On Monday night, there was an incident in the second period that showed fairly conclusively that the players on the Caps do respond to Boudreau’s message. After a terrible defensive effort led to a goal by Moore, Boudreau absolutely lit into some of his star players, notably Ovechkin, Knuble, and Backstrom. He yanked them off the ice immediately and launched into a tirade that had even NBC’s Pierre McGuire stunned, and after several minutes off, they returned to the ice.

On their very next shift, their play was markedly different. They were all throwing their bodies around, had a tremendous shift in terms of puck possession, and in general looked like the talk had motivated them. Whether it was them angrily trying to prove Boudreau wrong, or just playing hard because they wanted to impress him, it was pretty clear that Bruce’s actions had an effect on them. If he can work that type of magic with his stars, it’s easy to imagine that the guys who are lower on the totem pole would follow suit.

Power Play Concerns Abound for Both Clubs

There were 11 power plays in this game (seven for the Caps, four for the Bolts), and there were zero goals scored on those. Both teams had some good puck movement at times, with the Caps having a couple great power plays in the second and the Lightning doing a fantastic job on their man-advantage during the overtime frame.

Even though their puck movement and net presence was good, both teams are going to need to work on finishing the job. Too many shots ended up going wide of the net on both sides, and they’ll also have to work on getting cleaner opportunities and get less pass-happy.

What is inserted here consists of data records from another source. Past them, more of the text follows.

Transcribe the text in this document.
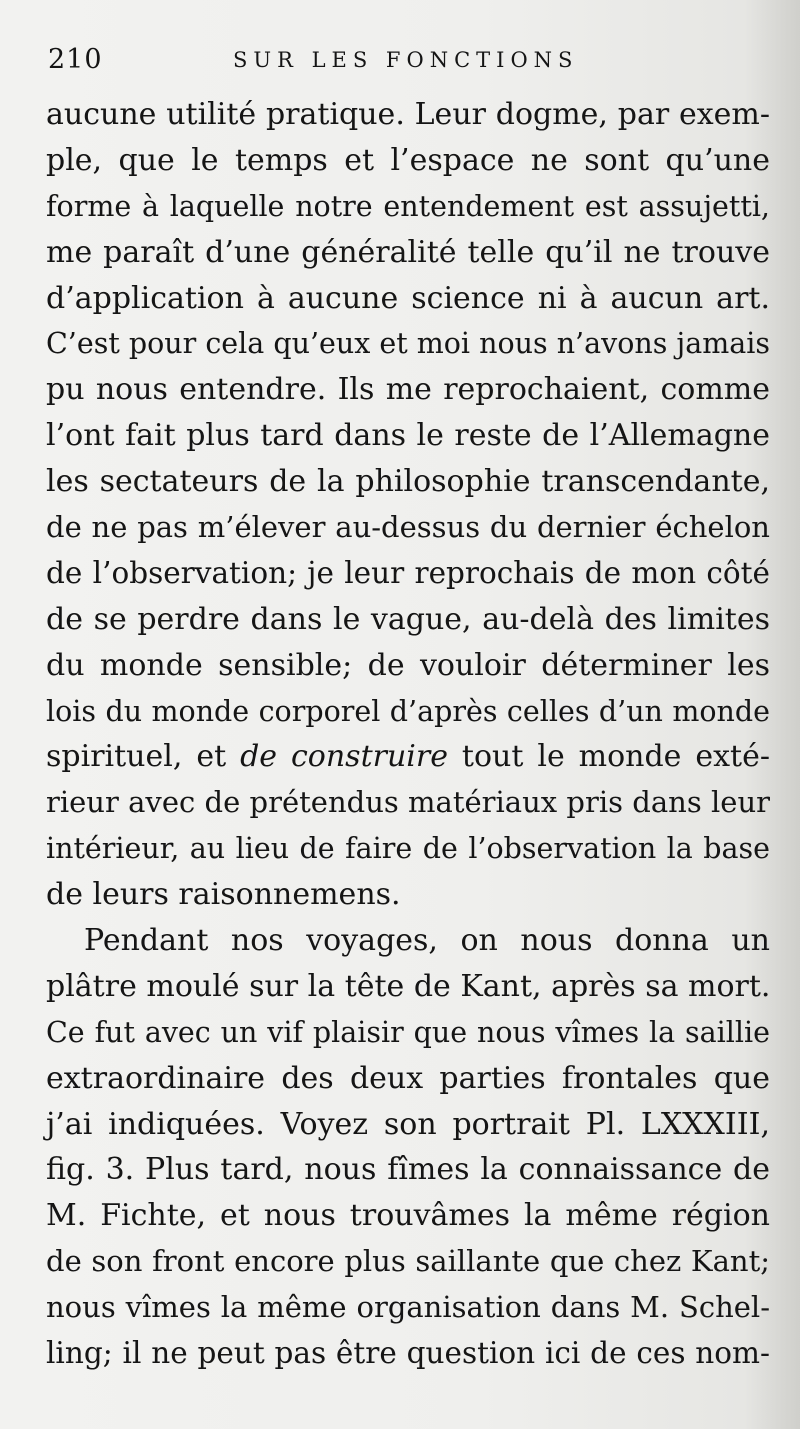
210	SUR LES FONCTIONS
aucune utilité pratique. Leur dogme, par exem-
ple, que le temps et l’espace ne sont qu’une
forme à laquelle notre entendement est assujetti,
me paraît d’une généralité telle qu’il ne trouve
d’application à aucune science ni à aucun art.
C’est pour cela qu’eux et moi nous n’avons jamais
pu nous entendre. Ils me reprochaient, comme
l’ont fait plus tard dans le reste de l’Allemagne
les sectateurs de la philosophie transcendante,
de ne pas m’élever au-dessus du dernier échelon
de l’observation; je leur reprochais de mon côté
de se perdre dans le vague, au-delà des limites
du monde sensible; de vouloir déterminer les
lois du monde corporel d’après celles d’un monde
spirituel, et de construire tout le monde exté-
rieur avec de prétendus matériaux pris dans leur
intérieur, au lieu de faire de l’observation la base
de leurs raisonnemens.
Pendant nos voyages, on nous donna un
plâtre moulé sur la tête de Kant, après sa mort.
Ce fut avec un vif plaisir que nous vîmes la saillie
extraordinaire des deux parties frontales que
j’ai indiquées. Voyez son portrait Pl. LXXXIII,
fig. 3. Plus tard, nous fîmes la connaissance de
M. Fichte, et nous trouvâmes la même région
de son front encore plus saillante que chez Kant;
nous vîmes la même organisation dans M. Schel-
ling; il ne peut pas être question ici de ces nom-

Victor Hedman Is Good, But Still Has Plenty to Learn 

Hedman had a tremendous game on Monday for the Lightning, and really lived up to the rave reviews that he has been getting from the team’s coaching staff for his work ethic and maturity. He played 27 minutes in the game, including 6:31 short-handed, and he also had four hits and two blocked shots.

Even though he played well on both ends of the ice, he did make a couple of mistakes, notably one involving Ovechkin. In the midst of 4-on-4 action, Hedman pinched in on a play from the blue line to try to put a shot on Vokoun, but when he was unable to get the puck, the Great 8 made his move. He sprinted up the ice vacated by Hedman, and it took a tremendous effort by Clark to prevent Ovechkin from getting a clean breakaway on Roloson.

Obviously the Lighnting love that Hedman is aggressive enough to make offensive plays, but in a situation like that with a sniper of Alex’s caliber on the ice, he has to be more defensively responsible.



  • K. S. Brooks

    Sorry Jim, but I can’t agree with the title “Hopefully a Sign of Things to Come.” “More of Last Year’s Playoffs” seems more appropriate – since the Caps made two sloppy “too many men” penalties and allowed flukey retaliatory goals from the Lightning just like the dreaded playoffs. The only difference was, they came out on top.

    I’m not sure what it is about the Lightning, but they cause some sort of harriedness in the Caps play. I hope Boudreau can figure it out and rein it in.